Consider the following from Lee:
It seems inevitable that lax regulation of self-driving cars will lead to some preventable deaths. Still, there’s a good argument that today’s permissive regulatory environment is the best approach.
The reason: While self-driving cars are potentially dangerous, human drivers are definitely dangerous.
“It's so easy to immediately focus on self-driving cars as the new and the scary and forget that every day 100 people die on the road,” Smith said. He says that about 90 percent of those fatalities are caused by human error — errors that self-driving cars could avoid some day.

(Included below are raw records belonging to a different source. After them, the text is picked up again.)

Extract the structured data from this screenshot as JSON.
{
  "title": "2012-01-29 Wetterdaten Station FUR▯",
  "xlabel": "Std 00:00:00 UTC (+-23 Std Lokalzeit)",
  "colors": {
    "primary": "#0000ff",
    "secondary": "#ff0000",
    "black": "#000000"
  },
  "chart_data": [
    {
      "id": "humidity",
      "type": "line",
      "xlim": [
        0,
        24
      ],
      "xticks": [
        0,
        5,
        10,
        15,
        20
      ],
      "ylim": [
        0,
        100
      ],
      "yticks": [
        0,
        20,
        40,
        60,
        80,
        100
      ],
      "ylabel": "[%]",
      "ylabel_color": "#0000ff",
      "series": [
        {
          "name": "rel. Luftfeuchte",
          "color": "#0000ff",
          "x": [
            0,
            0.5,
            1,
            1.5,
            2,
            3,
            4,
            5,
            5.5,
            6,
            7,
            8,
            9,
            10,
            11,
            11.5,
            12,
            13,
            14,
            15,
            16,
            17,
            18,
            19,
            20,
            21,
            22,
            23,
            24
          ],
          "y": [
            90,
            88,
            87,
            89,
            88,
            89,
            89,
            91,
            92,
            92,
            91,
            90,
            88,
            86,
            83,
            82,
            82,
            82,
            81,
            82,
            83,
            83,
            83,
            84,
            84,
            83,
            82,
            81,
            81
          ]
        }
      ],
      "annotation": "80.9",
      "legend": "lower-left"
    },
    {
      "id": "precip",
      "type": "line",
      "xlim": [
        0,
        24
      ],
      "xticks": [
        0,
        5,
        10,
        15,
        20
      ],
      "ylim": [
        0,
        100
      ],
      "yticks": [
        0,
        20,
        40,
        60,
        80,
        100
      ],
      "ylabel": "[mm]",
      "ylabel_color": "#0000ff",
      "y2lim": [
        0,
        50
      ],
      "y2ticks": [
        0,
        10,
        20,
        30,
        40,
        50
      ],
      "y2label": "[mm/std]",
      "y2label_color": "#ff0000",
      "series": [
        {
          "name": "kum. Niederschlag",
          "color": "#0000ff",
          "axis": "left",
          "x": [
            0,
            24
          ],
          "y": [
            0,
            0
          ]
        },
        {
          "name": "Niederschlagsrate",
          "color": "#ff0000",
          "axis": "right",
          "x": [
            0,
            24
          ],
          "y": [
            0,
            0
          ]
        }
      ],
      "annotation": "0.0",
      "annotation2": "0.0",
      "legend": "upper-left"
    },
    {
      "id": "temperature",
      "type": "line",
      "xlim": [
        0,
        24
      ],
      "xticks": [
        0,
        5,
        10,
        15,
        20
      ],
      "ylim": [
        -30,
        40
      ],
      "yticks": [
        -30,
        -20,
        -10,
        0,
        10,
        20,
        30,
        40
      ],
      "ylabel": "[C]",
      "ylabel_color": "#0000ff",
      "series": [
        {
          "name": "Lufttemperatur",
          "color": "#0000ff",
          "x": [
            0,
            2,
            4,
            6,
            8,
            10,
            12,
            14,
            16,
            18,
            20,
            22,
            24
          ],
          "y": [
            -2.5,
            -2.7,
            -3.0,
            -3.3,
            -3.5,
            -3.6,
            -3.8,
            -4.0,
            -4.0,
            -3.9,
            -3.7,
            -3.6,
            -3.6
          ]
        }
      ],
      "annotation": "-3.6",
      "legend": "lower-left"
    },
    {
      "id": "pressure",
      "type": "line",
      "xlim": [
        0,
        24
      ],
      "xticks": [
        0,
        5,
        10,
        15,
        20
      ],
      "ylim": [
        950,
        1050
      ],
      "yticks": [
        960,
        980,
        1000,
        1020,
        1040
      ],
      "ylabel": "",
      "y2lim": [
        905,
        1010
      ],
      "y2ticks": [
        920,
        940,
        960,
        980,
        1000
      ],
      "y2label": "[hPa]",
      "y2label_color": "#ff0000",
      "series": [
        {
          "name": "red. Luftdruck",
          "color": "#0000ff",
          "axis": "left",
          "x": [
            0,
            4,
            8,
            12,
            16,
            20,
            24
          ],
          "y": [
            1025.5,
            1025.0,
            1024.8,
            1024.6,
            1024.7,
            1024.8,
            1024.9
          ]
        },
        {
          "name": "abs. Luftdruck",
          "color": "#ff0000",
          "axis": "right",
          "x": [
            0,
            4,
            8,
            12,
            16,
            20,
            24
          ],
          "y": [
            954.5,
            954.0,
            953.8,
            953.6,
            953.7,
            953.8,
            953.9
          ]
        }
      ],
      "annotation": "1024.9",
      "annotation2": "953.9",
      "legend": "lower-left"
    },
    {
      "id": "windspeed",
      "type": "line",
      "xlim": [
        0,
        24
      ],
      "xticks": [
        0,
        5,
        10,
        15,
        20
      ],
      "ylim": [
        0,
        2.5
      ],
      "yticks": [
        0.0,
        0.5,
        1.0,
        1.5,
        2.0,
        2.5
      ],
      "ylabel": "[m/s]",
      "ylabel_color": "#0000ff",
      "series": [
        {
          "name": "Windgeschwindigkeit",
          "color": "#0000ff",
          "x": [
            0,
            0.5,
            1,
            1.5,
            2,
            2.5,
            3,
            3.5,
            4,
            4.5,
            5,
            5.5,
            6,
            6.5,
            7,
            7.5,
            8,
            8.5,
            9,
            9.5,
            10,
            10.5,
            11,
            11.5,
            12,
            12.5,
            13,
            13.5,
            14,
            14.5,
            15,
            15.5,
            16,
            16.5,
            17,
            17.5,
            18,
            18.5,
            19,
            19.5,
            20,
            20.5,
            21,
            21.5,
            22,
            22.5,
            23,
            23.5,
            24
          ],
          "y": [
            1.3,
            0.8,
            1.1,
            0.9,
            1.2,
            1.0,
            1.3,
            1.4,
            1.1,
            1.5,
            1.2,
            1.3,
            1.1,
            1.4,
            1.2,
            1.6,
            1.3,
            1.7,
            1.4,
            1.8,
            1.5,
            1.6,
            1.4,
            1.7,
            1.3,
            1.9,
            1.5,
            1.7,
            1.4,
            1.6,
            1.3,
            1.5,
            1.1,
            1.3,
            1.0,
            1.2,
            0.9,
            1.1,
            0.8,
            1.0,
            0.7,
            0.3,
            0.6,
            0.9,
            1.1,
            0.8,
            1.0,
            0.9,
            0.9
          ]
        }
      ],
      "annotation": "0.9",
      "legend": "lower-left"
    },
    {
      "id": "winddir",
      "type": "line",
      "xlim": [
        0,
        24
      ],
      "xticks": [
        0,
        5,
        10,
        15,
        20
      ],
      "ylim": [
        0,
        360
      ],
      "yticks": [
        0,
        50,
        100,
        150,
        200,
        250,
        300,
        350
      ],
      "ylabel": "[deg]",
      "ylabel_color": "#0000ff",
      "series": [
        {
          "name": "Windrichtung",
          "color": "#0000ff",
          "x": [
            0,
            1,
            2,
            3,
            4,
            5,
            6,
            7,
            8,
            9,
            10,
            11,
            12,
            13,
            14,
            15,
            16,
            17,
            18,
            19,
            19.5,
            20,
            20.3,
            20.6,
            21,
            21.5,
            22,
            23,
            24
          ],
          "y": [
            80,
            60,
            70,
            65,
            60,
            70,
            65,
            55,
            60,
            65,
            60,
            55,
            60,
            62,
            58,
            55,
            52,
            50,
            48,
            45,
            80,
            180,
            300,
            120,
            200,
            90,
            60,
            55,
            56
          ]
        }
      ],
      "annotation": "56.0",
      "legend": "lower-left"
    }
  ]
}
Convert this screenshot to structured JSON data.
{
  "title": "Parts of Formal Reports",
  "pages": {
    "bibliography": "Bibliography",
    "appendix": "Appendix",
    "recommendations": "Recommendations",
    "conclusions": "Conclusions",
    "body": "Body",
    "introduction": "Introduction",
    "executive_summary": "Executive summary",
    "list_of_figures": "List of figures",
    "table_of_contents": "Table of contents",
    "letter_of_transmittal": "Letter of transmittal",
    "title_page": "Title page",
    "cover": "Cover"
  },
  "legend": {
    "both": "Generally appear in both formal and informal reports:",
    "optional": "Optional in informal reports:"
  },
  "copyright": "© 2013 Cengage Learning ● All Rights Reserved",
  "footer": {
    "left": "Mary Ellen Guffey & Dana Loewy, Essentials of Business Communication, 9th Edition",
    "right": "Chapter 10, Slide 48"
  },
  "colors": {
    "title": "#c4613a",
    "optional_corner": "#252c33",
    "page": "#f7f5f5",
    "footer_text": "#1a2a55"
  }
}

The trouble with this line of reasoning is that autonomy is not a yes/no proposition; it's a scalar. Here is the standard metric:
A classification system based on six different levels (ranging from none to fully automated systems) was published in 2014 by SAE International, an automotive standardization body, as J3016, Taxonomy and Definitions for Terms Related to On-Road Motor Vehicle Automated Driving Systems. This classification system is based on the amount of driver intervention and attentiveness required, rather than the vehicle capabilities, although these are very closely related. In the United States in 2013, the National Highway Traffic Safety Administration (NHTSA) released a formal classification system, but abandoned this system when it adopted the SAE standard in September 2016.
SAE automated vehicle classifications:
Level 0: Automated system has no vehicle control, but may issue warnings.
Level 1: Driver must be ready to take control at any time. Automated system may include features such as Adaptive Cruise Control (ACC), Parking Assistance with automated steering, and Lane Keeping Assistance (LKA) Type II in any combination.
Level 2: The driver is obliged to detect objects and events and respond if the automated system fails to respond properly. The automated system executes accelerating, braking, and steering. The automated system can deactivate immediately upon takeover by the driver.
Level 3: Within known, limited environments (such as freeways), the driver can safely turn their attention away from driving tasks, but must still be prepared to take control when needed.
Level 4: The automated system can control the vehicle in all but a few environments such as severe weather. The driver must enable the automated system only when it is safe to do so. When enabled, driver attention is not required.
Level 5: Other than setting the destination and starting the system, no human intervention is required. The automatic system can drive to any location where it is legal to drive and make its own decisions.
Lee is jumping from one end of the scale to the other mid-argument. The improvements in safety start at level 1 and, if anything, tend to flatten out as you approach level 4. If your car takes control of the wheel when you start to drift out of a lane and applies the brakes when you are about to hit something or someone, then you have already achieved most of your gains in this area.
With regulation, the situation is just the opposite. It isn't till around Level 4 that the serious legal concerns start kicking in, and not until you get to the stage of readily available driverless (as compared to self-driving) vehicles that the issues become truly daunting. Strictly from a technological standpoint, we still have quite a ways to go.
For the record, there are still any number of compelling reasons to fully develop this functionality – – for example, Uber's widely hyped plan to use autonomous vehicles to alleviate labor costs makes no sense if the cars still have to have licensed drivers behind the wheel – – but Lee's safety argument simply doesn't hold water.